Dans le découpage en plan, tous quatre comportent un hémicycle à cinq travées avec déambulatoire et chapelles rayonnantes mais seul Saint-Germer de Fly comporte des piles composées formées de quatre colonnes en trèfle et son développement reste limité à une seule travée droite; il est donc le plus modeste. Les trois autres voient leur élévation portée par des colonnes rondes, procédé qui se généralisera après 1160/1165. Tous quatre comportent également des bas-côtés et déambulatoires voûtés sur croisées d'ogives. Ce sont des compositions de caractère archaïque où les diagonales demeurent en plein cintre. Enfin, le groupe se scinde en deux avec le développement des chapelles rayonnantes. Saint-Germer de Fly demeure le plus archaïque avec des chapelles de très faible profondeur découpées en trois voûtains rayonnants. Senlis offre le même plan mais avec quatre voûtains. Enfin, Noyon et Saint-Germain des Prés forment un autre groupe avec des chapelles beaucoup plus vastes, mieux dessinées et dotées de cinq voûtains avec support axial. Celles de Saint-Germain des Prés sont plus profondes mais n'occupent pas la totalité des 180°, ce qu'obtiennent celles de Noyon mais avec une profondeur moindre. Ainsi, selon l'élaboration des plans, Saint-Germer de Fly est le plus archaïque, vient ensuite celui de Senlis, Noyon et Saint-Germain des Prés étant les plus élaborés. Comme nous le voyons, ce classement n'est pas conforme aux dates communément accordées à ces quatre édifices.
Voyons maintenant les élévations. Si nous réalisons une première synthèse portant sur les caractères généraux, Saint-Germer de Fly avec ses tribunes dotées de voûtes d'arêtes, ouvrant sur la nef par des baies géminées en plein cintre, demeure sans conteste le plus archaïque. Si nous faisions abstraction du très conventionnel verrou de 1144 (consécration de Saint-Denis) nous pourrions dater ce chevet des années 1135/1145. Il serait toujours suivi par Senlis qui lui ressemble fort mais se distingue cependant par un niveau de tribunes plus vaste, mieux dessiné et cette fois voûté sur croisées d'ogives. Ici tous les arcs ouvrant sur le sanctuaire sont de profil brisé, seul le premier niveau de Saint-Germer était ainsi traité. Enfin, dans ces deux édifices, toutes les fenêtres ouvrant sur l'extérieur restent petites, en plein cintre et sans mouluration.
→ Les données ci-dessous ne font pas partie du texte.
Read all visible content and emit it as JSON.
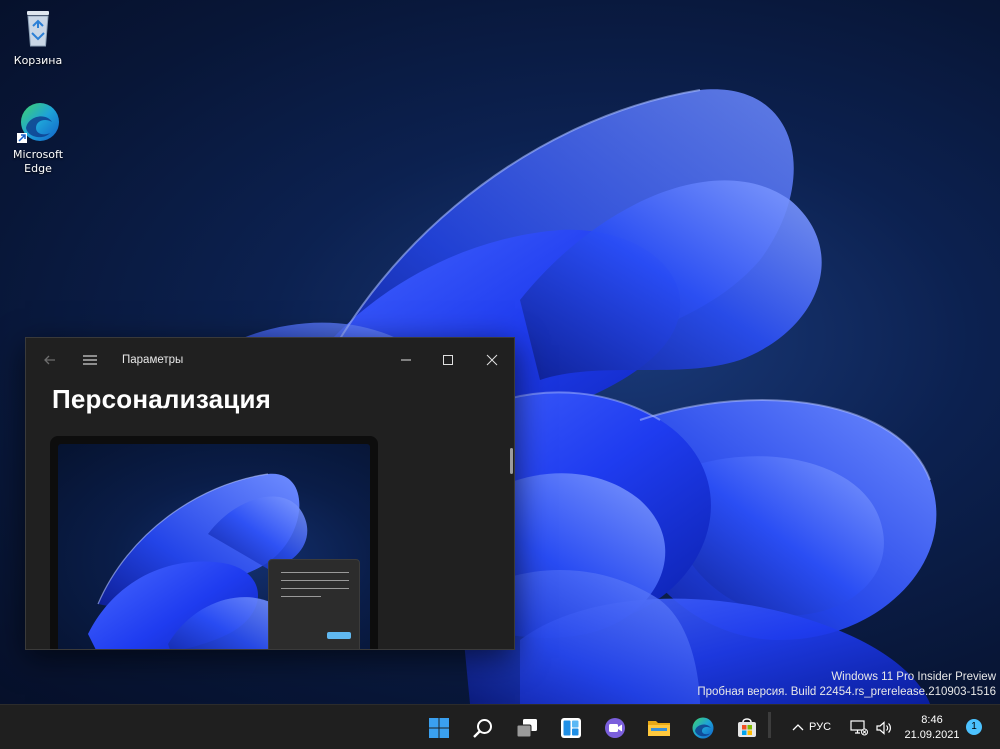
{
  "desktop": {
    "icons": [
      {
        "label": "Корзина",
        "icon": "recycle-bin-icon"
      },
      {
        "label": "Microsoft\nEdge",
        "icon": "edge-icon"
      }
    ],
    "watermark": {
      "line1": "Windows 11 Pro Insider Preview",
      "line2": "Пробная версия. Build 22454.rs_prerelease.210903-1516"
    }
  },
  "window": {
    "title": "Параметры",
    "heading": "Персонализация",
    "controls": [
      "minimize-icon",
      "maximize-icon",
      "close-icon"
    ]
  },
  "taskbar": {
    "apps": [
      "start-icon",
      "search-icon",
      "task-view-icon",
      "widgets-icon",
      "chat-icon",
      "file-explorer-icon",
      "edge-icon",
      "store-icon"
    ],
    "language": "РУС",
    "time": "8:46",
    "date": "21.09.2021",
    "notifications": "1"
  },
  "colors": {
    "accent": "#4cc2ff",
    "window_bg": "#202020",
    "taskbar_bg": "#1f1f1f",
    "wallpaper_blue": "#1a3cff"
  }
}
En regard de ce premier groupe, Saint-Germain des Prés et Noyon apparaissent comme beaucoup plus élaborés. Toutes les fenêtres sont de bonne taille et de profil brisé, par contre, si les archivoltes du sanctuaire sont également de profil brisé, les travées droites restent fidèles au plein cintre et les programmes divergent au niveau des tribunes. Celles de Noyon sont parfaitement conçues et voûtées sur croisées d'ogives, tandis que le niveau correspondant de Saint-Germain des Prés est traité, accessible mais non voûté. Arrivés à ce point de l'analyse, la conclusion est évidente: Noyon est le plus élaboré, et logiquement le dernier en date ce qui doit nous donner approximativement 1155/1170. Par contre, pour le placer convenablement dans une campagne méthodique, entreprise après l'incendie de 1131, il faut le dater beaucoup plus haut. Le dilemme est là. Cependant il est une hypothèse qui peut donner satisfaction; c'est la double campagne, première facture vers 1140/1150 puis reprise générale vers 1170/1180 et nous pouvons trouver des arguments en cette faveur, nous semble-t-il.
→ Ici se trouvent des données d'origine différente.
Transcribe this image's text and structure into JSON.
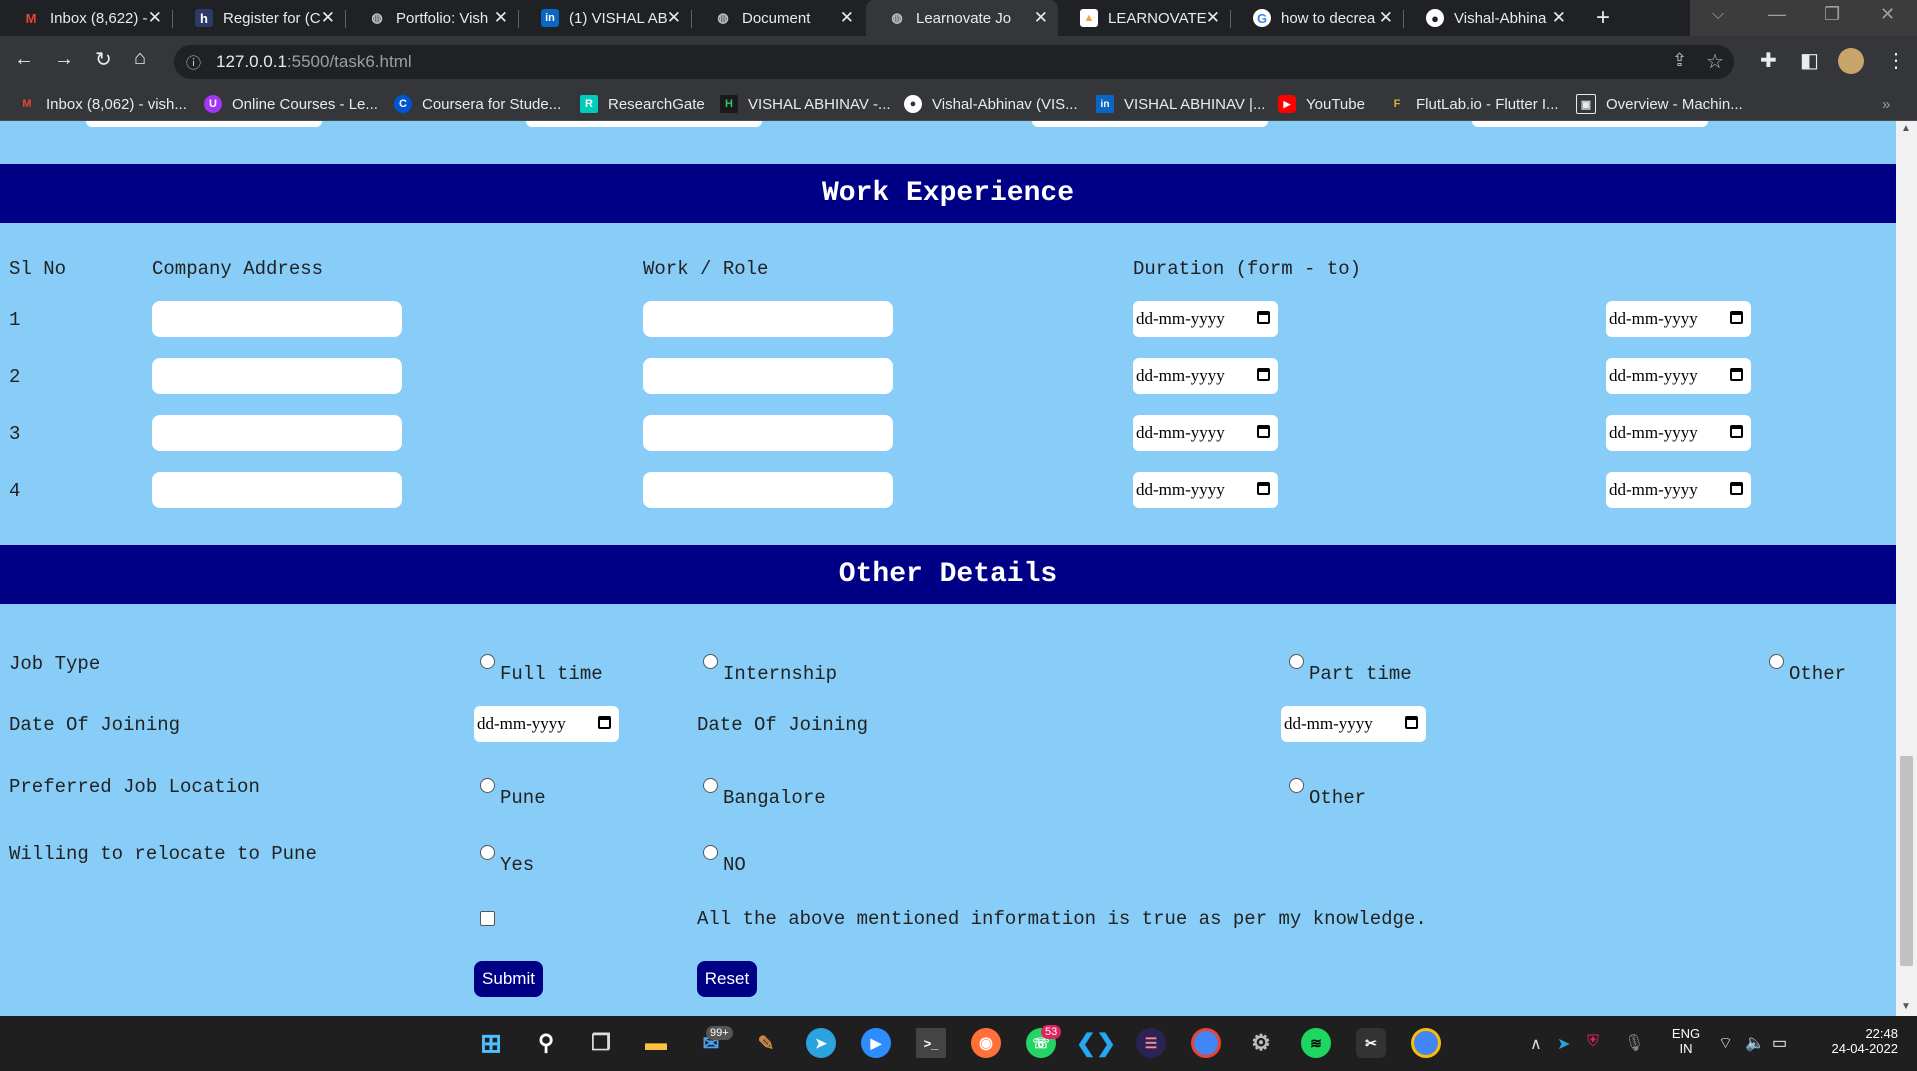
{
  "browser": {
    "tabs": [
      {
        "label": "Inbox (8,622) -",
        "icon": "gmail-icon",
        "glyph": "M",
        "color": "#ea4335"
      },
      {
        "label": "Register for (C",
        "icon": "page-icon",
        "glyph": "h",
        "color": "#2d3a66"
      },
      {
        "label": "Portfolio: Vish",
        "icon": "globe-icon",
        "glyph": "◍",
        "color": "#5f6368"
      },
      {
        "label": "(1) VISHAL AB",
        "icon": "linkedin-icon",
        "glyph": "in",
        "color": "#0a66c2"
      },
      {
        "label": "Document",
        "icon": "globe-icon",
        "glyph": "◍",
        "color": "#5f6368"
      },
      {
        "label": "Learnovate Jo",
        "icon": "globe-icon",
        "glyph": "◍",
        "color": "#5f6368"
      },
      {
        "label": "LEARNOVATE",
        "icon": "learnovate-icon",
        "glyph": "▲",
        "color": "#f4a340"
      },
      {
        "label": "how to decrea",
        "icon": "google-icon",
        "glyph": "G",
        "color": "#4285f4"
      },
      {
        "label": "Vishal-Abhina",
        "icon": "github-icon",
        "glyph": "●",
        "color": "#ffffff"
      }
    ],
    "url": "127.0.0.1:5500/task6.html",
    "url_host": "127.0.0.1",
    "url_rest": ":5500/task6.html",
    "new_tab": "+",
    "bookmarks": [
      {
        "label": "Inbox (8,062) - vish...",
        "icon": "gmail-icon",
        "glyph": "M",
        "color": "#ea4335"
      },
      {
        "label": "Online Courses - Le...",
        "icon": "udemy-icon",
        "glyph": "U",
        "color": "#a435f0"
      },
      {
        "label": "Coursera for Stude...",
        "icon": "coursera-icon",
        "glyph": "C",
        "color": "#0056d2"
      },
      {
        "label": "ResearchGate",
        "icon": "researchgate-icon",
        "glyph": "R",
        "color": "#00ccbb"
      },
      {
        "label": "VISHAL ABHINAV -...",
        "icon": "hackerrank-icon",
        "glyph": "H",
        "color": "#2ec866"
      },
      {
        "label": "Vishal-Abhinav (VIS...",
        "icon": "github-icon",
        "glyph": "●",
        "color": "#333333"
      },
      {
        "label": "VISHAL ABHINAV |...",
        "icon": "linkedin-icon",
        "glyph": "in",
        "color": "#0a66c2"
      },
      {
        "label": "YouTube",
        "icon": "youtube-icon",
        "glyph": "▶",
        "color": "#ff0000"
      },
      {
        "label": "FlutLab.io - Flutter I...",
        "icon": "flutlab-icon",
        "glyph": "F",
        "color": "#d4b23a"
      },
      {
        "label": "Overview - Machin...",
        "icon": "overview-icon",
        "glyph": "▣",
        "color": "#5f6368"
      }
    ],
    "more_bookmarks": "»"
  },
  "page": {
    "work_experience": {
      "title": "Work Experience",
      "headers": [
        "Sl No",
        "Company Address",
        "Work / Role",
        "Duration (form - to)"
      ],
      "rows": [
        "1",
        "2",
        "3",
        "4"
      ],
      "date_placeholder": "dd-mm-yyyy"
    },
    "other_details": {
      "title": "Other Details",
      "job_type": {
        "label": "Job Type",
        "options": [
          "Full time",
          "Internship",
          "Part time",
          "Other"
        ]
      },
      "date_of_joining": {
        "label": "Date Of Joining",
        "label2": "Date Of Joining",
        "placeholder": "dd-mm-yyyy"
      },
      "location": {
        "label": "Preferred Job Location",
        "options": [
          "Pune",
          "Bangalore",
          "Other"
        ]
      },
      "relocate": {
        "label": "Willing to relocate to Pune",
        "options": [
          "Yes",
          "NO"
        ]
      },
      "declaration": "All the above mentioned information is true as per my knowledge.",
      "submit": "Submit",
      "reset": "Reset"
    }
  },
  "taskbar": {
    "mail_badge": "99+",
    "whatsapp_badge": "53",
    "lang": "ENG",
    "region": "IN",
    "time": "22:48",
    "date": "24-04-2022"
  },
  "colors": {
    "page_bg": "#87cdf8",
    "band": "#000087",
    "button": "#000087"
  }
}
Nous sommes dans le groupe des chapelles profondes et les caractères sont bien assurés, acquis de longue date. Certes nous prenons Saint-Germain des Prés en référence puisqu'il est le seul conservé mais l'édifice semble trop loin de l'épicentre pour être à l'origine de la composition. Ce plan était déjà exploité à Troyes dans la cathédrale de Milon élevée vers 980. Ensuite, nous retrouvons le dessin dans des substructures découvertes à Reims, après 1920. C'est alors une oeuvre milieu XII° et nous pouvons imaginer que son impact fut grand. C'est lui notamment qui doit donner naissance à la lignée champenoise avec, en filiation directe, le très bel ensemble de Saint Rémi. Mais à l'époque qui nous intéresse, 1130/1150, nous ignorons si ce plan débouchait sur une composition avec tribune caractérisée ou non. La destinée de Saint-Denis semble témoigner que le volume était accessible et non voûté et Saint-Germain des Prés est là pour confirmer l'hypothèse. C'est sans doute pour se distinguer de ce courant que Saint-Germer de Fly et Senlis soignent leur niveau de tribunes mais traitent maladroitement les chapelles rayonnantes qui semblent un additif introduit sans conviction.
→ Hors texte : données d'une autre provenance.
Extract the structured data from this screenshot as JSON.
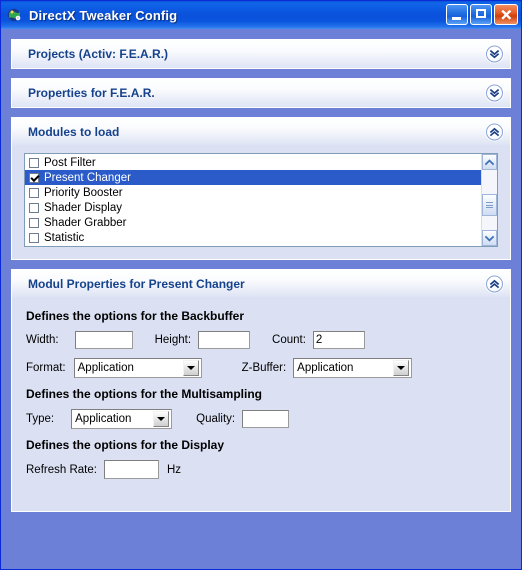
{
  "window": {
    "title": "DirectX Tweaker Config",
    "icon": "globe-icon",
    "controls": {
      "minimize": "Minimize",
      "maximize": "Maximize",
      "close": "Close"
    }
  },
  "colors": {
    "titlebar_blue": "#0a51dc",
    "client_background": "#6b80d6",
    "panel_body": "#dbe1f3",
    "panel_title_text": "#15428b",
    "selection_blue": "#2a5bc8",
    "close_button": "#e55a24"
  },
  "panels": [
    {
      "id": "projects",
      "title": "Projects (Activ: F.E.A.R.)",
      "collapsed": true,
      "chevron": "chevron-double-down-icon"
    },
    {
      "id": "properties",
      "title": "Properties for F.E.A.R.",
      "collapsed": true,
      "chevron": "chevron-double-down-icon"
    },
    {
      "id": "modules",
      "title": "Modules to load",
      "collapsed": false,
      "chevron": "chevron-double-up-icon"
    },
    {
      "id": "modul-properties",
      "title": "Modul Properties for Present Changer",
      "collapsed": false,
      "chevron": "chevron-double-up-icon"
    }
  ],
  "modules_list": {
    "items": [
      {
        "label": "Post Filter",
        "checked": false,
        "selected": false
      },
      {
        "label": "Present Changer",
        "checked": true,
        "selected": true
      },
      {
        "label": "Priority Booster",
        "checked": false,
        "selected": false
      },
      {
        "label": "Shader Display",
        "checked": false,
        "selected": false
      },
      {
        "label": "Shader Grabber",
        "checked": false,
        "selected": false
      },
      {
        "label": "Statistic",
        "checked": false,
        "selected": false
      }
    ],
    "scrollbar": {
      "up_icon": "chevron-up-icon",
      "down_icon": "chevron-down-icon",
      "thumb": "scrollbar-thumb"
    }
  },
  "modul_properties": {
    "backbuffer": {
      "heading": "Defines the options for the Backbuffer",
      "width_label": "Width:",
      "width_value": "",
      "height_label": "Height:",
      "height_value": "",
      "count_label": "Count:",
      "count_value": "2",
      "format_label": "Format:",
      "format_value": "Application",
      "zbuffer_label": "Z-Buffer:",
      "zbuffer_value": "Application"
    },
    "multisampling": {
      "heading": "Defines the options for the Multisampling",
      "type_label": "Type:",
      "type_value": "Application",
      "quality_label": "Quality:",
      "quality_value": ""
    },
    "display": {
      "heading": "Defines the options for the Display",
      "refresh_label": "Refresh Rate:",
      "refresh_value": "",
      "refresh_unit": "Hz"
    }
  }
}
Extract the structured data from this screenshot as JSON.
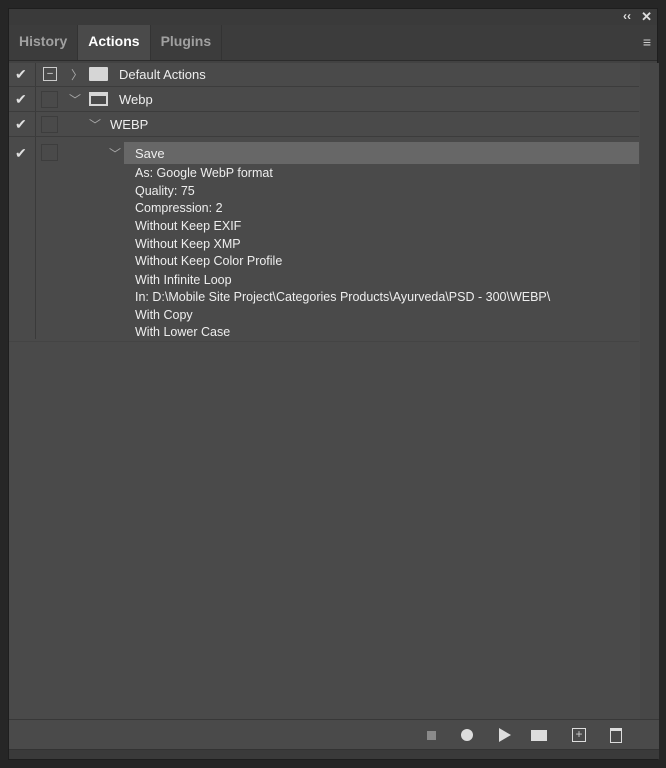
{
  "window": {
    "collapse_icon": "double-chevron-left-icon",
    "close_icon": "close-icon"
  },
  "tabs": [
    {
      "label": "History"
    },
    {
      "label": "Actions"
    },
    {
      "label": "Plugins"
    }
  ],
  "rows": [
    {
      "label": "Default Actions",
      "checked": true
    },
    {
      "label": "Webp",
      "checked": true
    },
    {
      "label": "WEBP",
      "checked": true
    },
    {
      "label": "Save",
      "checked": true
    }
  ],
  "details": [
    "As: Google WebP format",
    "Quality: 75",
    "Compression: 2",
    "Without Keep EXIF",
    "Without Keep XMP",
    "Without Keep Color Profile",
    "With Infinite Loop",
    "In: D:\\Mobile Site Project\\Categories Products\\Ayurveda\\PSD - 300\\WEBP\\",
    "With Copy",
    "With Lower Case"
  ],
  "toolbar": [
    "stop-icon",
    "record-icon",
    "play-icon",
    "new-set-icon",
    "new-action-icon",
    "trash-icon"
  ]
}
Nous pouvons donc considérer que les deux écoles sont encore bien distinctes en 1140/1144, à l'heure de la programmation de Saint-Denis et Noyon, dans sa première facture, devait être fidèle à son groupe, et ne comporter qu'une tribune accessible mais non voûtée. Dès l'hypothèse admise, toutes les incohérences de détail observées sur l'œuvre s'expliquent aisément.
Dans le cadre d'une programmation non méthodique, que nous confirmerons ultérieurement, le chevet de Noyon s'élève dès 1145/1150 et s'apparente en tout point à Saint-Germain des Prés. L'élévation est portée sur des colonnes, les archivoltes de la partie droite sont en plein cintre, celles de l'hémicycle en arc brisé. Le déambulatoire est coiffé de voûtes sur croisée d'ogives, les caractères archaïques sont toujours présents mais ils diffèrent de la composition anglo-normande, d'où l'hypothèse de l'école de Reims. A ce niveau, léger avantage à Noyon qui opte pour des doubleaux brisés. Les chapelles sont également traitées de même manière et cette fois léger avantage à Saint-Germain des Prés où le dessin est plus ample.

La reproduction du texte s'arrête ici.